WHAT’S BEHIND ALL THIS deferred maintenance? According to Forest Service staffing
reports from 2019, the agency’s workforce has contracted substantially over the last 30
years, losing roughly 20% of its staff. Under the Trump administration, full-time staffing
has decreased by an additional 10% due to DOGE layoffs, though this
month’s Congressional appropriations bill spared the agency the worst of the drastic
2026 budget cuts proposed by the White House last year.

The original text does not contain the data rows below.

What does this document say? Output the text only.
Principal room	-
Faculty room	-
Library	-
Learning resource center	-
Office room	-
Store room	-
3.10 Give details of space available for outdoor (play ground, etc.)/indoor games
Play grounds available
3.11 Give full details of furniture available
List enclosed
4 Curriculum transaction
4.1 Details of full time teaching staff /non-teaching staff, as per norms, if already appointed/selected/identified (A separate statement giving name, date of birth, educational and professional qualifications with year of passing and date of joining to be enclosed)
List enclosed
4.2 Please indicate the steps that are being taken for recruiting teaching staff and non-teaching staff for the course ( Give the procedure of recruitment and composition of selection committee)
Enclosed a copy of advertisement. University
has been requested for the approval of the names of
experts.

Recreational trail staff, once robust in the 1980s, has dwindled with these reductions in
force, with many districts reporting zero, or just one, permanent recreation staff and
fewer than three seasonal staff to oversee hundreds of miles of trail. A July 2025
internal Forest Service report, shared with me by a confidential source, concluded that
each of the agency’s nine regions were missing up to 80% of their trail and recreation
workers.
December’s follow-up Forest Service report quoted a chorus of disaffected anonymous
rangers. “My trail program is suffering the worst morale setbacks of all my district
programs,” said one acting district ranger. “We lost 200 years of trail experience this
year,” said a forest recreation manager. One district trail manager was considering
packing in a multi-decade career altogether. “It feels like 24 years of trails and
wilderness work,” they said, “rolling back to the bottom of the hill.”
Volunteers and local stewardship groups have had to show up in force, demonstrating
the value Americans place on access to public lands. In fiscal year 2023, 71,660
volunteers contributed 2.6 million hours of service to the Forest Service, more than
double the hours logged by agency employees. Yet even that tidal wave of donated labor
can only slow, not reverse, the decline of infrastructure compounded over decades of
mismanagement.
At the highest levels of government, on both sides of the aisle, politicians acknowledge
this systemic neglect. During his Senate confirmation hearing, now-Secretary of the
Interior Doug Burgum agreed that addressing the maintenance backlog was crucial: “We
just have to make sure not just the national parks, but across the whole department, we
have to get the formulas right, because we are creating liabilities for future generations
if we are not taking care of that deferred maintenance.”